How, what you don’t know that you don’t know, is biting you… and you can’t see what bit you without help
If I asked you what it is that you don’t know that you don’t know… no matter how long you looked, you would not see anything, because it is either that you don’t know or the question is stupid.
But everything that is missing for you to know is in that: what you don’t know that you don’t know.
The question is: is there a way to see what you don’t know that you don’t know? The answer is: yes… other people’s blind spots are different from yours.
And then some people specialize in that area…
Malcolm Gladwell is the guy who you want to look at for many of the “We didn’t know that we didn’t know” cultural blind spots.
We as individuals, and we as society, live life with blinders on, and we don’t know it. We want more knowledge, but we are looking at the wrong place.
Someone needs to have an extraordinary background, and the idea that most things we need to know are in the area of ((the pie chart of what is knowable,)) DKDK, the biggest slice that could be known, what we don’t know that we don’t know.

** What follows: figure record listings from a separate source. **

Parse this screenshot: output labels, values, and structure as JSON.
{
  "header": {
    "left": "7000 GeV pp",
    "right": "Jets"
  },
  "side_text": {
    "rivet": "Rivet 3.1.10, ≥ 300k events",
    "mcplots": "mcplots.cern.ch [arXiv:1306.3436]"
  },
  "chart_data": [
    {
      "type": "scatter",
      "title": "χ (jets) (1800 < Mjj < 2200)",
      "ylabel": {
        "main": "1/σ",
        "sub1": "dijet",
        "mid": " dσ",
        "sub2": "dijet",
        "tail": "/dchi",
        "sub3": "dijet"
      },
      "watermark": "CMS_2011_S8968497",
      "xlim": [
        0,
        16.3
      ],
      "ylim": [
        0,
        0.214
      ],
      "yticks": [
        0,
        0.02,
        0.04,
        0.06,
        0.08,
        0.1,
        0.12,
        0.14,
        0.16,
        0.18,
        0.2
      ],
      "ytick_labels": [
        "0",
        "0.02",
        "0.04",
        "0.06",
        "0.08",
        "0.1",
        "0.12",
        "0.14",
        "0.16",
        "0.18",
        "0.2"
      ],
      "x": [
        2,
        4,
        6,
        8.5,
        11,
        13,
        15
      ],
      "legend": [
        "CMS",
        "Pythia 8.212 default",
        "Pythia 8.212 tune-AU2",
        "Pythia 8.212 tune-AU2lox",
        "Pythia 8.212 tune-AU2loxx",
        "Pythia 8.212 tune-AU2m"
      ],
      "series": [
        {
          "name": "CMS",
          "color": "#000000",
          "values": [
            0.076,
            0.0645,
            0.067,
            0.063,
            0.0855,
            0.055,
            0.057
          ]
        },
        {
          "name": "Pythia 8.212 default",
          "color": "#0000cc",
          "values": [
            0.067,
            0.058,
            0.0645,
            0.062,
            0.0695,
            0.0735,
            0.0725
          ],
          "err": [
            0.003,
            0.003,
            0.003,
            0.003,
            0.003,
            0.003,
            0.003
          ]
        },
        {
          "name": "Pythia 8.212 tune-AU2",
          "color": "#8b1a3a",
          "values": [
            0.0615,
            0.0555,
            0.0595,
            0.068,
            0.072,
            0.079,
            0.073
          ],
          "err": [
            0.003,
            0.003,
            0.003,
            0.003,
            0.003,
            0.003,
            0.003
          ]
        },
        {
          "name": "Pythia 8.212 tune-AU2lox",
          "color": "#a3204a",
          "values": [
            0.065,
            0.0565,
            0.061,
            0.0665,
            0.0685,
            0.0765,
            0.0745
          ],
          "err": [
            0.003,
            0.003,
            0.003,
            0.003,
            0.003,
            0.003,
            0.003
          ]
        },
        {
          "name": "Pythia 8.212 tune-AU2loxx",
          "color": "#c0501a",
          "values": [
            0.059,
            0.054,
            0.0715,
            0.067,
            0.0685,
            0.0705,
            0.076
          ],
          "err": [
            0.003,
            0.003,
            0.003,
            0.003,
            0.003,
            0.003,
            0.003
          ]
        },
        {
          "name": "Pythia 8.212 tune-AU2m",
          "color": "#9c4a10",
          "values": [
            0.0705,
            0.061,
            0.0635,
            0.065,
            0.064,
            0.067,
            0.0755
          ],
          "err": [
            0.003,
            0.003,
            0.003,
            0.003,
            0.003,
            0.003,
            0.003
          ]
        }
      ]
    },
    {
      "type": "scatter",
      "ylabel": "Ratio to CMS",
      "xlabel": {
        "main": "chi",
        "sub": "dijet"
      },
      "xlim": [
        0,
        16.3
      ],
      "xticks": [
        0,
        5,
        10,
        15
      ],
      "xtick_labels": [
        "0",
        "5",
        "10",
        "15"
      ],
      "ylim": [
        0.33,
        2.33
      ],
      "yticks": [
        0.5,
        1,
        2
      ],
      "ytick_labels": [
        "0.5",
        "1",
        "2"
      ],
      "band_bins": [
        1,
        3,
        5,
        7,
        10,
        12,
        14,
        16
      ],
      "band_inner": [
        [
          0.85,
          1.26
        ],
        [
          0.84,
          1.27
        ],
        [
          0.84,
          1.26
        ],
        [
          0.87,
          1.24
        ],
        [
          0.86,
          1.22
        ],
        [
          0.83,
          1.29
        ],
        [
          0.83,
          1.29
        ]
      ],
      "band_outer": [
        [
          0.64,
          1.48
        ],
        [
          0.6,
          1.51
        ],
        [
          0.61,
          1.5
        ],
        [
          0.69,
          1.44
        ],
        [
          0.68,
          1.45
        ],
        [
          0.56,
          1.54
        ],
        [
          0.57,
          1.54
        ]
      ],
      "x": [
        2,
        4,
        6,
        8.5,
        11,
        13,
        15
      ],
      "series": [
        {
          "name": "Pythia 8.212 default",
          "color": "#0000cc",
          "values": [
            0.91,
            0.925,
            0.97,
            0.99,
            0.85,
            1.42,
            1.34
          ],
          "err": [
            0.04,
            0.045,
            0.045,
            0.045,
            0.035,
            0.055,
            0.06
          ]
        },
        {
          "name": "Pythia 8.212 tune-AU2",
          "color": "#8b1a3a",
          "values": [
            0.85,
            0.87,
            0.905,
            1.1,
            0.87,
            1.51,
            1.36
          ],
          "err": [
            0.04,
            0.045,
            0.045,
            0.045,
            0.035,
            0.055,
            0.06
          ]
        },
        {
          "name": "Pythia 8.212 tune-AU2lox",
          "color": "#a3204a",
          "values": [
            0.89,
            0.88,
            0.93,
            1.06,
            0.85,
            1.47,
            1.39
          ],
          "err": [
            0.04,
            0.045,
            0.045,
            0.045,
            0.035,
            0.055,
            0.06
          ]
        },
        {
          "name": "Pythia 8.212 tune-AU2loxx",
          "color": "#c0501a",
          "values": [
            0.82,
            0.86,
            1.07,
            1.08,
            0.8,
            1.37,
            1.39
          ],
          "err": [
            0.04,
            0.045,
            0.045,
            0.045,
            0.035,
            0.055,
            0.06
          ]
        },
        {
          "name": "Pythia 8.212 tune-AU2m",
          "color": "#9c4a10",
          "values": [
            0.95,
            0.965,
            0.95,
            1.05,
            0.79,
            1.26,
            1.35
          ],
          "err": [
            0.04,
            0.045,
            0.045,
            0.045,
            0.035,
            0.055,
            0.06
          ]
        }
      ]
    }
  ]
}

We, culturally, live our whole life inside the I know that I know and I know that I don’t know, and then ask questions from there, and go to school to move stuff into I know that I know category.
In the meantime life doesn’t make sense, life has no meaning, our lives, our relationships, our societies, our science don’t work… because the answers to the questions we didn’t ask are left for extraordinary men like Malcolm Gladwell, Werner Erhard, and humble me.
But the internet, and courses, and books are full of the things we know, and even if there are things touched on: it takes someone with flexibility to be willing to go there, to follow the “things” down the rabbit hole… and see where it goes.
I had to abandon memory, and knowledge, and mind, to be able to do it. When I am on a call, oftentimes I don’t remember words. Same when I write.
I need to put all of myself into the “I don’t know that I don’t know” and look from there. No knowledge… see what I see.
Oftentimes I have no concept to wrap around what I see, and I file it away: I have no idea what I saw. But without explanation or words, these disappear.
And oftentimes, after I read a book, utterly fascinated, I don’t know what to do with it… Malcolm Gladwell’s Outliers is such: I am deeply impressed, but it’s so far from what you know you know and what you know that you don’t know, that bridging it has been taking me time… and no bridge yet.
I am also reading “Blink” from Gladwell… and this is my hunch that is happening: unless I categorize people with an easy method, I am going to continue trying to cater to people who won’t do anything they get from me.
Oh, I guess you didn’t know. Most people, even when they pay me, do nothing with what I give them…
So, I am thinking that a very simple, maybe simplistic way to decide, is this: do they read the book I recommend? Do they find the time to read the Outliers, or not?
So far one person indicated that he is reading it, and I am very happy about that. That’s it.
There are 37 people who shelled out a whole sum of three dollars to have access to all the subscribers area items, a total value of a few thousand dollars. The rest of you… not interested. Very telling.
If you buy stuff from me, but you piss on my leg… what is our relationship?